Reputation: 195
Simulate the conditions of linear regression and show that the estimates for multidimensional linear regression (three or more parameters) are unbiased. Try to make biased estimates for the parameters of linear regression and show by simulations that you managed to achieve biasness.
This is what I tried, but I am stuck in getting unbiased estimates from biased estimates.
b0=2
b1=1.3
b2=5
N=1000
matrica=matrix(rep(0,N*3),ncol=3)
for (i in 1:N) {
x1=rnorm(100) ##expectation and variance is arbitrary
x2=rnorm(100)
err=rnorm(100)
y=b0+b1*x1+b2*x2+err
lm=lm(y~x1+x2)
matrica[i,1]=lm$coefficients[1]
matrica[i,2]=lm$coefficients[2]
matrica[i,3]=lm$coefficients[3]
}
matrica
rez1 <- matrica[1:N ,1]
rez2 <- matrica[1:N ,2]
rez3 <- matrica[1:N ,3]
## now we need to show that the estimates are unbiased (b0~mean(rez1...))
summary(rez1)
summary(rez2)
summary(rez3)
cor(rez1,rez2) #highly connected
cor(rez2,rez3) #highly connected
Upvotes: 2
Views: 680
Reputation: 2368
Ok so similar to the way you started you could do the following:
# True Values
b0=2
b1=1.3
b2=5
# Simulation Set Points
N=1000
n <- 100
set.seed(42)
collector <- matrix(ncol = 3,nrow = N)
colnames(collector) <- c("b0_hat", "b1_hat", "b2_hat")
for(i in 1:N){
# Generate Data
x1 <- rnorm(n, mean = 1, sd = 1)
x2 <- rnorm(n, mean = 1, sd = 1)
y_hat <- b1 * x1 + b2 * x2 + b0
# Add Noise
y <- rnorm(n, y_hat, 1)
# Fit Data
fit <- lm(y ~ x1 + x2)
# Store Results
collector[i, ] <- fit$coefficients
}
Then to show the results, you could plot the histograms and show that the mean of the estimates approach the true parameter value, beta.

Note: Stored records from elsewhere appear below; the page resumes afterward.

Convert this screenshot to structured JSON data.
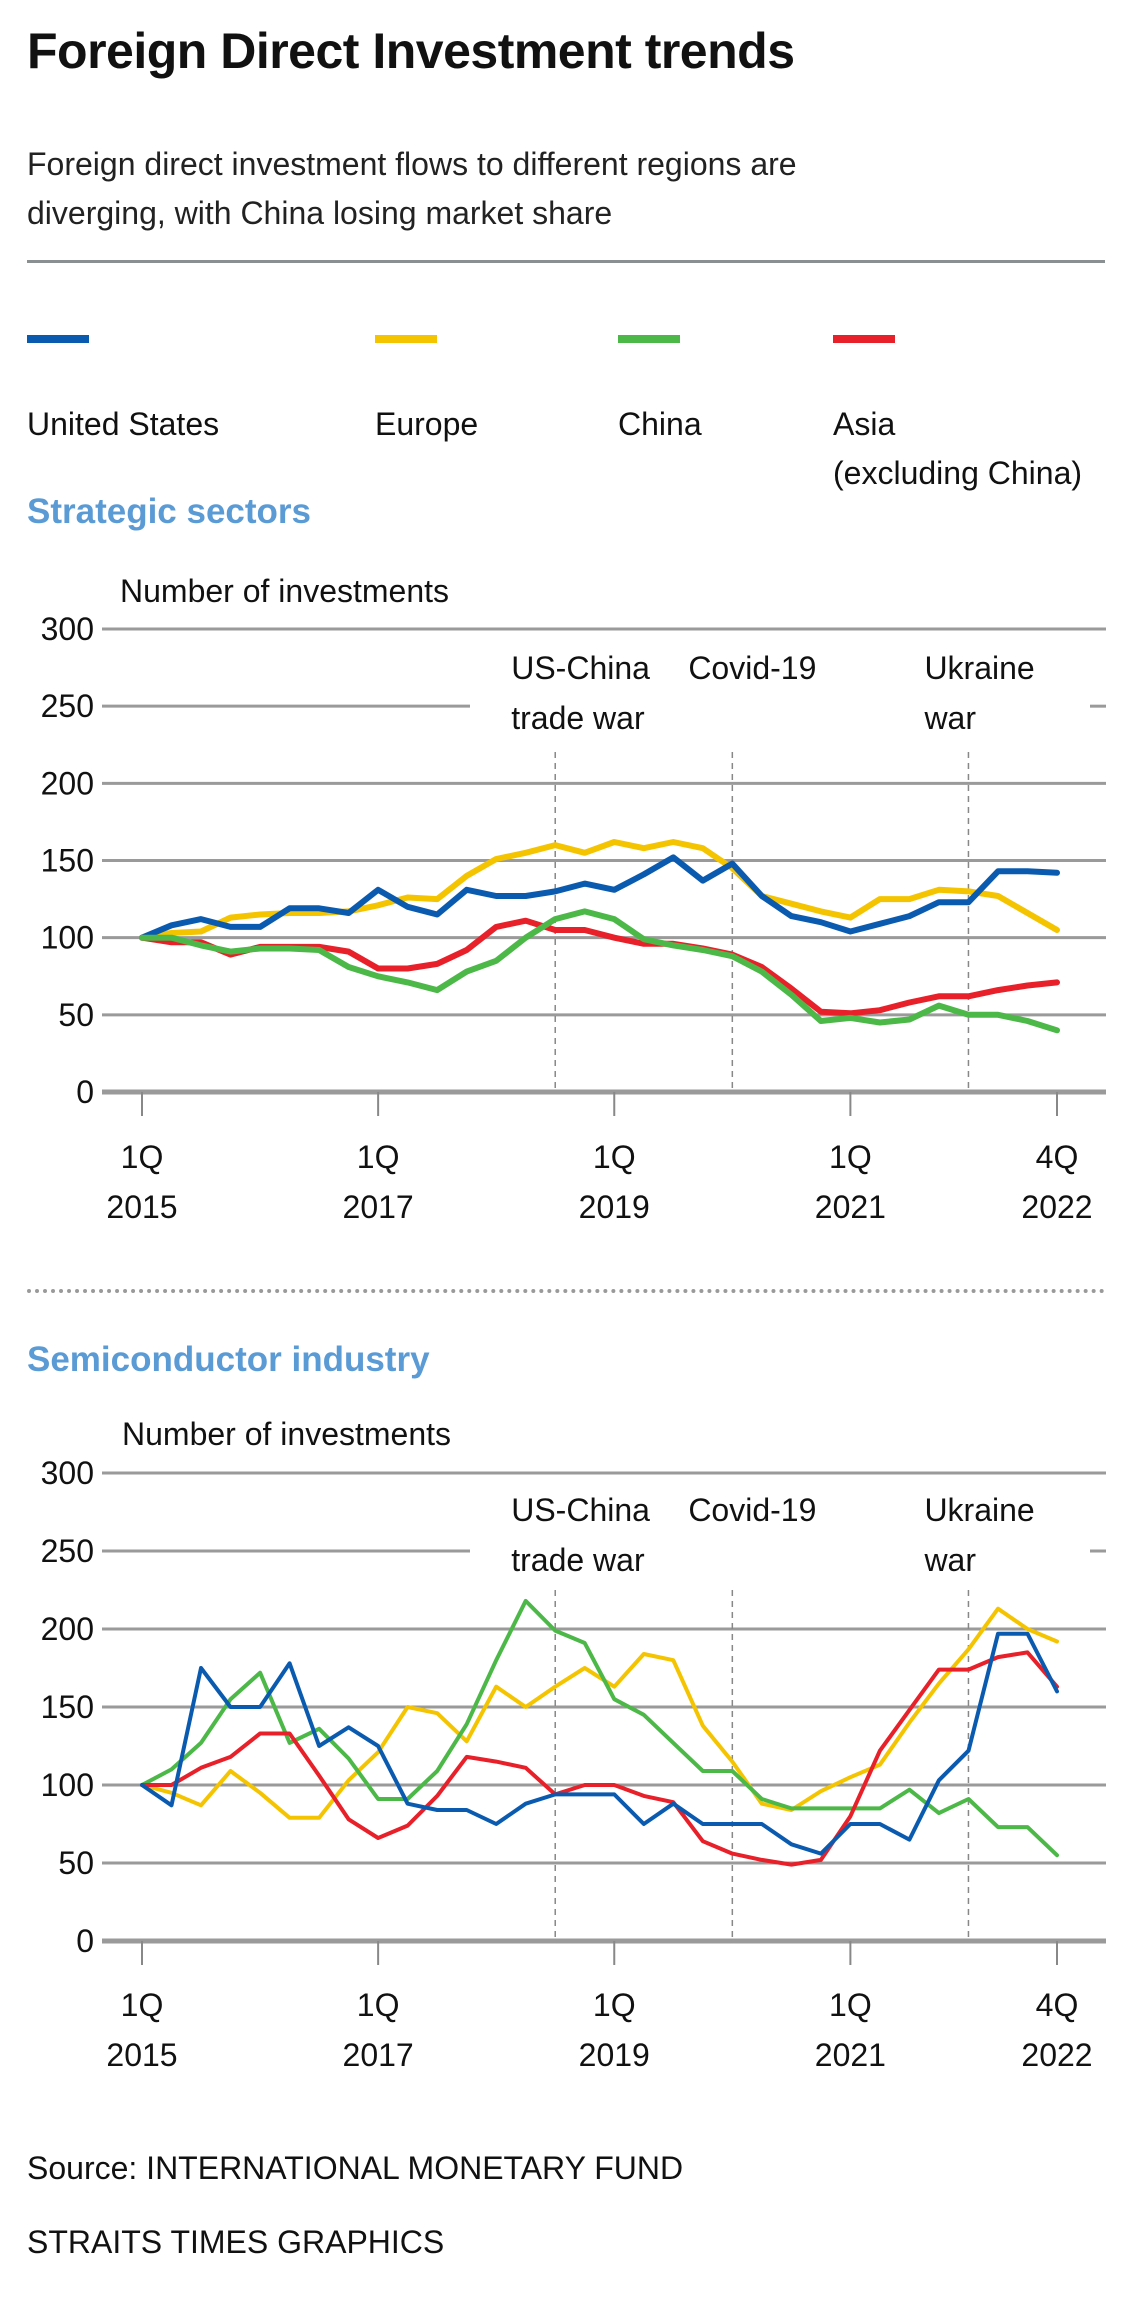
{
  "title": "Foreign Direct Investment trends",
  "subtitle": [
    "Foreign direct investment flows to different regions are",
    "diverging, with China losing market share"
  ],
  "legend": [
    {
      "label": "United States",
      "color": "#0a5bb0"
    },
    {
      "label": "Europe",
      "color": "#f5c400"
    },
    {
      "label": "China",
      "color": "#4cb847"
    },
    {
      "label": "Asia",
      "label2": "(excluding China)",
      "color": "#e8202a"
    }
  ],
  "source": "Source: INTERNATIONAL MONETARY FUND",
  "credit": "STRAITS TIMES GRAPHICS",
  "chart_data": [
    {
      "type": "line",
      "title": "Strategic sectors",
      "ylabel": "Number of investments",
      "ylim": [
        0,
        300
      ],
      "yticks": [
        0,
        50,
        100,
        150,
        200,
        250,
        300
      ],
      "grid": true,
      "x": "quarterly, 1Q 2015 to 4Q 2022",
      "xticks": [
        {
          "q": "1Q",
          "y": "2015",
          "i": 0
        },
        {
          "q": "1Q",
          "y": "2017",
          "i": 8
        },
        {
          "q": "1Q",
          "y": "2019",
          "i": 16
        },
        {
          "q": "1Q",
          "y": "2021",
          "i": 24
        },
        {
          "q": "4Q",
          "y": "2022",
          "i": 31
        }
      ],
      "events": [
        {
          "l1": "US-China",
          "l2": "trade war",
          "i": 14
        },
        {
          "l1": "Covid-19",
          "l2": "",
          "i": 20
        },
        {
          "l1": "Ukraine",
          "l2": "war",
          "i": 28
        }
      ],
      "series": [
        {
          "name": "Europe",
          "color": "#f5c400",
          "values": [
            100,
            103,
            104,
            113,
            115,
            116,
            116,
            117,
            121,
            126,
            125,
            140,
            151,
            155,
            160,
            155,
            162,
            158,
            162,
            158,
            145,
            127,
            122,
            117,
            113,
            125,
            125,
            131,
            130,
            127,
            116,
            105
          ]
        },
        {
          "name": "United States",
          "color": "#0a5bb0",
          "values": [
            100,
            108,
            112,
            107,
            107,
            119,
            119,
            116,
            131,
            120,
            115,
            131,
            127,
            127,
            130,
            135,
            131,
            141,
            152,
            137,
            148,
            127,
            114,
            110,
            104,
            109,
            114,
            123,
            123,
            143,
            143,
            142
          ]
        },
        {
          "name": "Asia (excluding China)",
          "color": "#e8202a",
          "values": [
            100,
            97,
            97,
            89,
            94,
            94,
            94,
            91,
            80,
            80,
            83,
            92,
            107,
            111,
            105,
            105,
            100,
            96,
            96,
            93,
            89,
            81,
            67,
            52,
            51,
            53,
            58,
            62,
            62,
            66,
            69,
            71
          ]
        },
        {
          "name": "China",
          "color": "#4cb847",
          "values": [
            100,
            100,
            95,
            91,
            93,
            93,
            92,
            81,
            75,
            71,
            66,
            78,
            85,
            100,
            112,
            117,
            112,
            99,
            95,
            92,
            88,
            78,
            63,
            46,
            48,
            45,
            47,
            56,
            50,
            50,
            46,
            40
          ]
        }
      ]
    },
    {
      "type": "line",
      "title": "Semiconductor industry",
      "ylabel": "Number of investments",
      "ylim": [
        0,
        300
      ],
      "yticks": [
        0,
        50,
        100,
        150,
        200,
        250,
        300
      ],
      "grid": true,
      "x": "quarterly, 1Q 2015 to 4Q 2022",
      "xticks": [
        {
          "q": "1Q",
          "y": "2015",
          "i": 0
        },
        {
          "q": "1Q",
          "y": "2017",
          "i": 8
        },
        {
          "q": "1Q",
          "y": "2019",
          "i": 16
        },
        {
          "q": "1Q",
          "y": "2021",
          "i": 24
        },
        {
          "q": "4Q",
          "y": "2022",
          "i": 31
        }
      ],
      "events": [
        {
          "l1": "US-China",
          "l2": "trade war",
          "i": 14
        },
        {
          "l1": "Covid-19",
          "l2": "",
          "i": 20
        },
        {
          "l1": "Ukraine",
          "l2": "war",
          "i": 28
        }
      ],
      "series": [
        {
          "name": "Europe",
          "color": "#f5c400",
          "values": [
            100,
            95,
            87,
            109,
            95,
            79,
            79,
            103,
            121,
            150,
            146,
            128,
            163,
            150,
            163,
            175,
            163,
            184,
            180,
            138,
            115,
            88,
            84,
            96,
            105,
            113,
            140,
            165,
            187,
            213,
            200,
            192
          ]
        },
        {
          "name": "China",
          "color": "#4cb847",
          "values": [
            100,
            110,
            127,
            155,
            172,
            127,
            136,
            117,
            91,
            91,
            109,
            139,
            180,
            218,
            199,
            191,
            155,
            145,
            127,
            109,
            109,
            91,
            85,
            85,
            85,
            85,
            97,
            82,
            91,
            73,
            73,
            55
          ]
        },
        {
          "name": "Asia (excluding China)",
          "color": "#e8202a",
          "values": [
            100,
            100,
            111,
            118,
            133,
            133,
            106,
            78,
            66,
            74,
            93,
            118,
            115,
            111,
            94,
            100,
            100,
            93,
            89,
            64,
            56,
            52,
            49,
            52,
            80,
            122,
            148,
            174,
            174,
            182,
            185,
            163
          ]
        },
        {
          "name": "United States",
          "color": "#0a5bb0",
          "values": [
            100,
            87,
            175,
            150,
            150,
            178,
            125,
            137,
            125,
            88,
            84,
            84,
            75,
            88,
            94,
            94,
            94,
            75,
            88,
            75,
            75,
            75,
            62,
            56,
            75,
            75,
            65,
            103,
            122,
            197,
            197,
            160
          ]
        }
      ]
    }
  ]
}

# Graph to Show UnbiasedNess
par(mfrow = c(3,1))
hist(collector[,1], main =expression(hat(beta[0])),breaks = 30)
abline(v =b0, col = "red", lwd = 2)
hist(collector[,2], main =expression(hat(beta[1])),breaks = 30)
abline(v =b1, col = "red", lwd = 2)
hist(collector[,3], main =expression(hat(beta[2])),breaks = 30)
abline(v =b2, col = "red", lwd = 2)
Biased estimates refer to the idea that in the long run (i.e. the expected value) the parameter estimates are different than the true parameter value. One way to do this is to say that that instead of the errors being drawn from a normal distribution, they are drawn from a t-distribution.
# True Values
b0=2
b1=1.3
b2=5
# Simulation Set Points
N=1000
n <- 100
set.seed(42)
collector <- matrix(ncol = 3,nrow = N)
colnames(collector) <- c("b0_hat", "b1_hat", "b2_hat")
for(i in 1:N){
# Generate Data
x1 <- rnorm(n, mean = 1, sd = 1)
x2 <- rnorm(n, mean = 1, sd = 1)
y_hat <- b1 * x1 + b2 * x2 + b0
# Add Noise from a t-distribution using `rt`
y <- rt(n, df = 3, ncp = y_hat)
# Fit Data
fit <- lm(y ~ x1 + x2)
# Store Results
collector[i, ] <- fit$coefficients
}
Now you can see running the code below that there is a bias in our estimates.
# Graph to Show UnbiasedNess
par(mfrow = c(3,1))
hist(collector[,1], main =expression(hat(beta[0])),breaks = 30)
abline(v =b0, col = "red", lwd = 2)
hist(collector[,2], main =expression(hat(beta[1])),breaks = 30)
abline(v =b1, col = "red", lwd = 2)
hist(collector[,3], main =expression(hat(beta[2])),breaks = 30)
abline(v =b2, col = "red", lwd = 2)
Upvotes: 1